|Home / Care for Duchenne / Behavioral Issues by Stages|
Behavioral Issues by Stages
The following categories are provided as general guidelines to keep in mind when a child with Duchenne is in the classroom. Special issues listed in one stage may continue to be problematic in subsequent stages.
Pre-K, Kindergarten, & Early Elementary (ages 1-7)
Behavior problems are quite common in all preschool children, and boys with Duchenne are no different. However, young boys with Duchenne may have more difficulty with impulsivity and emotional control than other children their age. They are also more likely to be rigid and inflexible in their thinking, which can result in noncompliance or arguing. They may have difficulty making transitions. They may also be taking steroid medication with strong side effects that can have an impact on their behavior, such as making them more emotional and active than normal.
Elementary and Middle School (ages 7-11)
Children with Duchenne tend to become more aware of their differences and limitations during this stage. Although most boys adjust well to their condition over time, there may be times of emotional distress because of Duchenne. Boys age 8 to 10 years may be most likely to have adjustment problems, as this is usually the time just prior to transition to use of a wheelchair on a regular basis.

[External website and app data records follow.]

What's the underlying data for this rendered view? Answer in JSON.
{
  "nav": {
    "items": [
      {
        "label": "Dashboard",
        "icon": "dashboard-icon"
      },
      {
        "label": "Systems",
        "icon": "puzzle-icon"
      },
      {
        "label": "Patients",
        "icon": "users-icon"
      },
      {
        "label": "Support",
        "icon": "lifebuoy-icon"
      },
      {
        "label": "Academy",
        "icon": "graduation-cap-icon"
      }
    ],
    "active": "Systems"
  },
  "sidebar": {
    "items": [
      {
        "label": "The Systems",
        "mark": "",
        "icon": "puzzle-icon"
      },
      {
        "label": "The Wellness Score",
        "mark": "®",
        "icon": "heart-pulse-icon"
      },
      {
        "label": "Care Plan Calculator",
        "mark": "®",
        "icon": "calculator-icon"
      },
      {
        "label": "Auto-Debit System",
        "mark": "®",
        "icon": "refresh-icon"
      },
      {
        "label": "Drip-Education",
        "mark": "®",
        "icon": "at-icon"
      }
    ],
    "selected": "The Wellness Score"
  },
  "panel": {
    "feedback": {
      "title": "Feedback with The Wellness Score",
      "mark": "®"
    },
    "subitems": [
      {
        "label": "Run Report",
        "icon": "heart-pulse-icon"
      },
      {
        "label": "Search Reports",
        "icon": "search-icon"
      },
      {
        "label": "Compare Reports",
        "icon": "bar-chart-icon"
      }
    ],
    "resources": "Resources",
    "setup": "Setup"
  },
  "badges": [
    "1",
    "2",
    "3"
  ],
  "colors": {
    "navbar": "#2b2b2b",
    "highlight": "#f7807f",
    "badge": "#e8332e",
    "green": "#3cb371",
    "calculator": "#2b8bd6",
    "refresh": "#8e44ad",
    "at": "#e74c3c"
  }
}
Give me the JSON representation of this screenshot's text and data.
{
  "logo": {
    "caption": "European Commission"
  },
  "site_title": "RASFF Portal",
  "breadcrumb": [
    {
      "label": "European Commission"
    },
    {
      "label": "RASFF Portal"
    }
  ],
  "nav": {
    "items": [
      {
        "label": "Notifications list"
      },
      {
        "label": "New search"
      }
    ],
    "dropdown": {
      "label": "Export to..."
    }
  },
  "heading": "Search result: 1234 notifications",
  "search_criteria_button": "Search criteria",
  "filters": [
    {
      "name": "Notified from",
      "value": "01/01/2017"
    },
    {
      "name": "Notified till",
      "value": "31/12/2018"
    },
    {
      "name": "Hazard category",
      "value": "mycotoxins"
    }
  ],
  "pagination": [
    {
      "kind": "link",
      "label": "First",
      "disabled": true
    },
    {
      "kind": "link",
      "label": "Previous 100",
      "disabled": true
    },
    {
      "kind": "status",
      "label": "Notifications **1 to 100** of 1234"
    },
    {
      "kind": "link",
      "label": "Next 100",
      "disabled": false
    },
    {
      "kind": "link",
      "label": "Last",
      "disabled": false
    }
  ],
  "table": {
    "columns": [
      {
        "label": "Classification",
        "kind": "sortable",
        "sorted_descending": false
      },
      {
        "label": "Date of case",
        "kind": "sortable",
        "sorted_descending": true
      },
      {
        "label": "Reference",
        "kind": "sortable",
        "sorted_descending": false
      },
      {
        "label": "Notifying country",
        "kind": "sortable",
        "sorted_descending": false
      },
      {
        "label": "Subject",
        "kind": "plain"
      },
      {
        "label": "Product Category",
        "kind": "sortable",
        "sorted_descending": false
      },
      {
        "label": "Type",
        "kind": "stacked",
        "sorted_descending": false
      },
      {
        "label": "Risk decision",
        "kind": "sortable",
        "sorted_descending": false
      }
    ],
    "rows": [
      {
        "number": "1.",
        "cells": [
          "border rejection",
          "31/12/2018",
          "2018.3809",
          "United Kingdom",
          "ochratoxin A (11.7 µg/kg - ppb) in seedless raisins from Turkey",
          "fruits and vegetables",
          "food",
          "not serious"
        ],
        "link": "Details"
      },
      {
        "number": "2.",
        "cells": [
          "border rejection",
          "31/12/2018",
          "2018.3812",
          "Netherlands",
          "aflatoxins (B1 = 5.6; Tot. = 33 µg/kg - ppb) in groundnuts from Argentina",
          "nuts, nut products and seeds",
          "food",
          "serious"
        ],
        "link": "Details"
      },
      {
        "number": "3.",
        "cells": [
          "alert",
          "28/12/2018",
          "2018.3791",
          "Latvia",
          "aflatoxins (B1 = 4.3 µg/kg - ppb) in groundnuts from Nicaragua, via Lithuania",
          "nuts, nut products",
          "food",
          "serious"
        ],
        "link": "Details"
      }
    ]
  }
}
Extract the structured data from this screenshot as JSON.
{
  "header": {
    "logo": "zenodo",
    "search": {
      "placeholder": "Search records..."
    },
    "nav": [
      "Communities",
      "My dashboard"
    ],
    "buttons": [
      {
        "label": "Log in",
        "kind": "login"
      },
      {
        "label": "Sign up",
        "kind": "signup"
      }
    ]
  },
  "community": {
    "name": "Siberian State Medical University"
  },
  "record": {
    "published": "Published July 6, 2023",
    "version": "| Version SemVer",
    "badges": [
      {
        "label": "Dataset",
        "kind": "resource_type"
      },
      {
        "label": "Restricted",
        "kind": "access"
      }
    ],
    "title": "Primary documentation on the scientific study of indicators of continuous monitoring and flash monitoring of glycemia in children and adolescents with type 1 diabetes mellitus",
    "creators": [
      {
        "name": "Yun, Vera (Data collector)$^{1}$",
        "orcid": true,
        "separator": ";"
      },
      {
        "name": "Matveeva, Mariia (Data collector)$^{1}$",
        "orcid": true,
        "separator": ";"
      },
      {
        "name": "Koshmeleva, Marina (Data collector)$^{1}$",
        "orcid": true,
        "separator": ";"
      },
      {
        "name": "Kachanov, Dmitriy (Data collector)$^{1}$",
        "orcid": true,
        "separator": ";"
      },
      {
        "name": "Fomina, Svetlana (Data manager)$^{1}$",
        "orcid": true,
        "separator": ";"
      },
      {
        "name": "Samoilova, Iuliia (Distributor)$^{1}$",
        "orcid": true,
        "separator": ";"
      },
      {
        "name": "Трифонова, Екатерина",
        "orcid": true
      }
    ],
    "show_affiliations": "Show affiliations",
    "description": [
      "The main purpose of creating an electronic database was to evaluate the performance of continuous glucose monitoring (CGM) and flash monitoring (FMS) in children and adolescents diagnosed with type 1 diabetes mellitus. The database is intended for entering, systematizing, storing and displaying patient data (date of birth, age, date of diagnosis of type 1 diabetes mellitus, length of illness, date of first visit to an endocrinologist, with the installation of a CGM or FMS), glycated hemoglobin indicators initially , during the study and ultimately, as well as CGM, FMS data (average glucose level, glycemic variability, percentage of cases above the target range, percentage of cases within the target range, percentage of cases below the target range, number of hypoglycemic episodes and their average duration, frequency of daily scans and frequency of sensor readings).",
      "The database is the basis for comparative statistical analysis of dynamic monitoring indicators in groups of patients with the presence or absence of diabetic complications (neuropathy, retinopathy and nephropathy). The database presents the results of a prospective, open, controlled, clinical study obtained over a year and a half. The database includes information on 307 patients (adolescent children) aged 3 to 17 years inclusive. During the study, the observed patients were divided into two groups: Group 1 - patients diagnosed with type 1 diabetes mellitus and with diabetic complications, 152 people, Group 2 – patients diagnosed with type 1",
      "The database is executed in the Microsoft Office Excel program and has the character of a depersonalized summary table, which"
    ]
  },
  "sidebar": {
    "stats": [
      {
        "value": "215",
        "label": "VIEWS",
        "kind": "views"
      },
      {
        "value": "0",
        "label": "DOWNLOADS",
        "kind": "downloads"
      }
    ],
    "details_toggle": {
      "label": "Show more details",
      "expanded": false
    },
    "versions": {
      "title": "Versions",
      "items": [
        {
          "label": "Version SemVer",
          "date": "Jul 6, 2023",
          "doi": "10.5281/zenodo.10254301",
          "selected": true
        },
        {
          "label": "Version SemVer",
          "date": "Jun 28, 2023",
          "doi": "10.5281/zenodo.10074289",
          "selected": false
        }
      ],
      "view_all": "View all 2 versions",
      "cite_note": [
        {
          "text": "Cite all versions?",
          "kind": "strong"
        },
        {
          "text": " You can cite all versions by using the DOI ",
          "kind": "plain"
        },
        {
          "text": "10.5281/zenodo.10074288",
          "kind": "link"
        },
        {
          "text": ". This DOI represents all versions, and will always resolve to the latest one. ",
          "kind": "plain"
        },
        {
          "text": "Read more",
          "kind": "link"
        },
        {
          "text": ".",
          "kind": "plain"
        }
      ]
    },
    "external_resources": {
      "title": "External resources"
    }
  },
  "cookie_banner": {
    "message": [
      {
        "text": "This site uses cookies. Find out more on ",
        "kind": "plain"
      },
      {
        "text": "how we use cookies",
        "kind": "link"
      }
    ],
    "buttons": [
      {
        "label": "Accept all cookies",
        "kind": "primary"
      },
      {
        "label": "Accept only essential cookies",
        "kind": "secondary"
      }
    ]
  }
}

Junior High and High School (ages 12-18)
As with any child, adolescence may be a difficult time for young men with Duchenne. Physical limitations and disruption in physical development that may occur with some medical treatment (e.g., short stature or delay of puberty from steroid treatment) may make adolescence more problematic. This can also be a difficult time for teens who are unable to establish their independence because they require more care and assistance from others, such as parents. As muscle weakness progresses, they are at risk for becoming more isolated or socially withdrawn. Parents and teachers should look for signs of chronic sadness, depression, or anxiety.